If you prefer to bank in person, your days of speaking to a banker face-to-face might be numbered.
American banks are on a merger spree, and that could spell bad news for customers who prefer to talk to a person when they deposit a check.
That’s because when banks consolidate, bank branches are often shut down, especially in areas with low foot traffic. Bank M&A deals picked up in 2025 and are set to continue into 2026, according to S&PGlobal.
And it already looks like branch closures are becoming more common this year.
Bank branch closures on the rise in these states
A bank merger could impact you differently, based on whether you live in a city or rural community.
When banks are bought or sold, branch closures happen most often in rural areas. This is because banks often might serve the same community, David Danielson, managing director at accounting and advisory firm Wolf & Company, told TheStreet.
“When overlapping branches close to reduce costs, customers who rely on in‑person banking feel that change immediately,” he said.
There have been 41 bank closure announcements in the first three months of the year, according to data from the Office of the Comptroller of the Currency. That’s up slightly from the 39 revealed in the first three months of 2025.

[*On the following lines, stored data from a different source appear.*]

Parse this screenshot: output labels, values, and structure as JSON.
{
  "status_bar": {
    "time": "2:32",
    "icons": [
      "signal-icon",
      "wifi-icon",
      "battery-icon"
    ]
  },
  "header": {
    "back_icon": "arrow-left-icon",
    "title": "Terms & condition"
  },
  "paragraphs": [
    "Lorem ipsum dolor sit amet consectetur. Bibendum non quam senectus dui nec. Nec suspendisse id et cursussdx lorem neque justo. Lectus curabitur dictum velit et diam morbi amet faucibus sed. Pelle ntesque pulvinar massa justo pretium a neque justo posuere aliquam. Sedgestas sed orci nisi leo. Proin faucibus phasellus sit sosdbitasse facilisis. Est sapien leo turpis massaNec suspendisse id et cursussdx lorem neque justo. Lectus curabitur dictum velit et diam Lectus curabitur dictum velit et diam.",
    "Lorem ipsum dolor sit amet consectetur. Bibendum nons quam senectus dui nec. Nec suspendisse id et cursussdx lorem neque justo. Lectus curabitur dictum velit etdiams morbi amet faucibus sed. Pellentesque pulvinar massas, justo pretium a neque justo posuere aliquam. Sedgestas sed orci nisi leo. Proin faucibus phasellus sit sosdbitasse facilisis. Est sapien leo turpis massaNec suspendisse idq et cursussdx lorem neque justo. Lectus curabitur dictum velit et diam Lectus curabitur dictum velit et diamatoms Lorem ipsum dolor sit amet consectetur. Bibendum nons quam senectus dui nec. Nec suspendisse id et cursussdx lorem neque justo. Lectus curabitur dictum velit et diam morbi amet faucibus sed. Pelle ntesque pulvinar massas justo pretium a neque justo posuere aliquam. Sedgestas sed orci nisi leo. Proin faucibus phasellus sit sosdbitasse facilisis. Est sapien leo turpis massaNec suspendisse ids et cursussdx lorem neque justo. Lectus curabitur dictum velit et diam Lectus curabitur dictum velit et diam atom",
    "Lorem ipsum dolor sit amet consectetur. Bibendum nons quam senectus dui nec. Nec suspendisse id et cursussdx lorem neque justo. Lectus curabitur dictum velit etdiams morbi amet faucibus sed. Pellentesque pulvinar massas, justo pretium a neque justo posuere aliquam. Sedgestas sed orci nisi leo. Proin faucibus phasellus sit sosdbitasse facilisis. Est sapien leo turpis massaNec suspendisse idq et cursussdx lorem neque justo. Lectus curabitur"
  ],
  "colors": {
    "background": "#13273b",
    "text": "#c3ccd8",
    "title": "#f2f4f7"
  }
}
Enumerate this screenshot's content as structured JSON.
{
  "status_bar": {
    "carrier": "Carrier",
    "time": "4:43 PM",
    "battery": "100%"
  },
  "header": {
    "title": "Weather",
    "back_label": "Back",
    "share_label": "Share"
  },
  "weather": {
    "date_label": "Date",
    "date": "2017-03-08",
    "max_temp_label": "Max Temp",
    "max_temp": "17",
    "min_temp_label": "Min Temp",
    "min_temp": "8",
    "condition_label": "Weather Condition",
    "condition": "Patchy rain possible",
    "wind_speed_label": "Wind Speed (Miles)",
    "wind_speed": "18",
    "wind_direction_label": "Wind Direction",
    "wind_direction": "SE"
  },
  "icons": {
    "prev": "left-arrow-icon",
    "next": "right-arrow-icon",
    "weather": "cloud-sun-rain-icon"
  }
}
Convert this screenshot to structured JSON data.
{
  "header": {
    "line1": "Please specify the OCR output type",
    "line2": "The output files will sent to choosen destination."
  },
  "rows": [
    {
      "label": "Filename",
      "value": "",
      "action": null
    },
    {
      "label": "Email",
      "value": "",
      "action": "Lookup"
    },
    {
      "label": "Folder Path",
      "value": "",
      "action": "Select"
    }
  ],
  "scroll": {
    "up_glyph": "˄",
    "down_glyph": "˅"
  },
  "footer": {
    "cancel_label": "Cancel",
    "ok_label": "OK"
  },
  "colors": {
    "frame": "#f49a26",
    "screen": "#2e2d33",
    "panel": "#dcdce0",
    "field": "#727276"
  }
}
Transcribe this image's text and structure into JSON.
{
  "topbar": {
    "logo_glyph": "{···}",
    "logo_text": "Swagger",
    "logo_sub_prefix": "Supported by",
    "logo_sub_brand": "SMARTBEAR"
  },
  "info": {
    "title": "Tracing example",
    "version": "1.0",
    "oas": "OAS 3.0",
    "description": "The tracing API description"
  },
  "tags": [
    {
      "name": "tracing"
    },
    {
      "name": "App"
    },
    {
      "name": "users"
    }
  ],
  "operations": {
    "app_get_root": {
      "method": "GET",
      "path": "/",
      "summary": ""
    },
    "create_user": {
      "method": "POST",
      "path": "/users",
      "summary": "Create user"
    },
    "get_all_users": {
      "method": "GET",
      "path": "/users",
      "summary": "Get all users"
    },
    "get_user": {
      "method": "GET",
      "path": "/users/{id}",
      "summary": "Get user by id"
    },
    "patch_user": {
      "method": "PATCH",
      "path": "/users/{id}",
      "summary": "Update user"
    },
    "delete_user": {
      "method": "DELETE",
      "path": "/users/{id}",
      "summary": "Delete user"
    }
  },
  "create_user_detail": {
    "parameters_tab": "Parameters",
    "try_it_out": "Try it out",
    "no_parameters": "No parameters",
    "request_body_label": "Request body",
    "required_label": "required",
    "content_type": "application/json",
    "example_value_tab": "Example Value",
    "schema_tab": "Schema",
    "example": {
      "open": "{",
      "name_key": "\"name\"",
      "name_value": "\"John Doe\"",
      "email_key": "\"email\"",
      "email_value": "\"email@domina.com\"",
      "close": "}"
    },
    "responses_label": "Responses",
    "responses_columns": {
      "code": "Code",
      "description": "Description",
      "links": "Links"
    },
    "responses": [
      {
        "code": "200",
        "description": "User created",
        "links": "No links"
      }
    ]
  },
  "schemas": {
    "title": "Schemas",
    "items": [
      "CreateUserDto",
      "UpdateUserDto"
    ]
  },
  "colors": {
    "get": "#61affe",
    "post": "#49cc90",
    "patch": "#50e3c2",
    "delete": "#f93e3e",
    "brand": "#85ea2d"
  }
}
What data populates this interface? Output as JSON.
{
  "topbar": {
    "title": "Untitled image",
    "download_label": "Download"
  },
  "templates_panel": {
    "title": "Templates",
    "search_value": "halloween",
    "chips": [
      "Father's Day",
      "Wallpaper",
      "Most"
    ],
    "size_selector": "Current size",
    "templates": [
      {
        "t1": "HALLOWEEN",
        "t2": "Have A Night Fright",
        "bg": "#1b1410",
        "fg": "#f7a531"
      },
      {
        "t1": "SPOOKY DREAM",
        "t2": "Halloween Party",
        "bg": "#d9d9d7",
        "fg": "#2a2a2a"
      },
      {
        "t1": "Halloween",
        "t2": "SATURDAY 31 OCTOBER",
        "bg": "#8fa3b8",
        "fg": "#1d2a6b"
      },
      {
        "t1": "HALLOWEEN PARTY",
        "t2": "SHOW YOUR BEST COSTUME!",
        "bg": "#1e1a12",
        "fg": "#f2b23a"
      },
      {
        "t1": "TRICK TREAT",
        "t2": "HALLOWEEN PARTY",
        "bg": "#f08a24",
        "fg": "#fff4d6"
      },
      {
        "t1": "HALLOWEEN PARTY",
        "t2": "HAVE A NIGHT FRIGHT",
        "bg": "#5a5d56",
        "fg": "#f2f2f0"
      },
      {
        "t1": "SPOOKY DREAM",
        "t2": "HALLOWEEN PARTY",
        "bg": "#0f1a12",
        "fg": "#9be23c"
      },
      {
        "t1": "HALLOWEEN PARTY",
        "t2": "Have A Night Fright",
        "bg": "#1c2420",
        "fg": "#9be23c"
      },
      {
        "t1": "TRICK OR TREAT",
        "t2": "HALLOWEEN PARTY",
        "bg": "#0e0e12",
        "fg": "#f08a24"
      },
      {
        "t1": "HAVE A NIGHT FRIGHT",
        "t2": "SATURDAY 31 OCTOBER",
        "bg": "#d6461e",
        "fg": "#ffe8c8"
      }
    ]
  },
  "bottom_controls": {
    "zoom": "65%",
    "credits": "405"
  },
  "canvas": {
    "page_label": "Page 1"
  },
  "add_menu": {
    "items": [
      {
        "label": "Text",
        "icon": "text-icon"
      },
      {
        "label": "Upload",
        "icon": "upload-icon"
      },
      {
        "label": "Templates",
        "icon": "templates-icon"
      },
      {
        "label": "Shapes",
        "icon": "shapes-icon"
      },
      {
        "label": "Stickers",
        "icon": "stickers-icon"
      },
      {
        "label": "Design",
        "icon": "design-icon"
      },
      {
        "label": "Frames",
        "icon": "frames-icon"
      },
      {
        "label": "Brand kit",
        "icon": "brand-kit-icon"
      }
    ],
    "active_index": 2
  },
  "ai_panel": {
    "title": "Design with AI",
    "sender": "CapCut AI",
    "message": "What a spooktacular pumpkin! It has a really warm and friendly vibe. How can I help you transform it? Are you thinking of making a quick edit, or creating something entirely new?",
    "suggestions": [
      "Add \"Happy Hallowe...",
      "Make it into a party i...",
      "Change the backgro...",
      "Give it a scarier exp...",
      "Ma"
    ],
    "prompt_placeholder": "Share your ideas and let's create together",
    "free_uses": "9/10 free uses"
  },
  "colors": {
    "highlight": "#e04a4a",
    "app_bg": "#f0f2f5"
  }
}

States with the most bank branch closures so far in 2026
- Ohio has the most branch closures at six, including in Cincinnati, Cleveland, and Columbus.
- Texas comes in second, with four branch closures.
- South Dakota, Delaware, Illinois, and Florida all have three branch closures planned.
- Louisiana, Utah, Wisconsin, and New York each have two branch closures announced.
These numbers echo a broader trend that has been happening for several years. With banks facing competition from non-banks and online-only financial institutions, they’ve been cutting costs.
And the biggest cost for banks? Branches.
That’s resulted in 15% of all branch locations in the U.S. closing between 2015 and 2024, according to data from Statista.
Bank mergers’ impact on customers
Bank mergers aren’t a bad thing for customers, Jonathan Lazarow, co-founding partner at Ambrose Lazarow law firm, told TheStreet. In many cases, the combined bank is often able to provide more resources for clients, especially if a small bank merges with a larger, regional bank.
“However, if consolidation creates only one or two banks in the entire market, there may be a problem,” he added.
More bank news
- Private capital is coming for your bank
- Bank mergers are on the rise: Your bank could be next
- $41 billion 156-year-old bank merger reveals shift in consumer behavior
While bank mergers can result in branch closures, Danielson says customers shouldn’t be too worried about access or safety, as mergers are protected by federal and state regulations.
The bigger challenge is that with so many financial products available, it can be difficult to discern which ones have a regulated bank behind them and which ones don’t.
“As fewer people walk into a branch and talk to someone they trust, financial decision‑making can become more confusing — not because there are fewer choices, but because there are too many,” he said.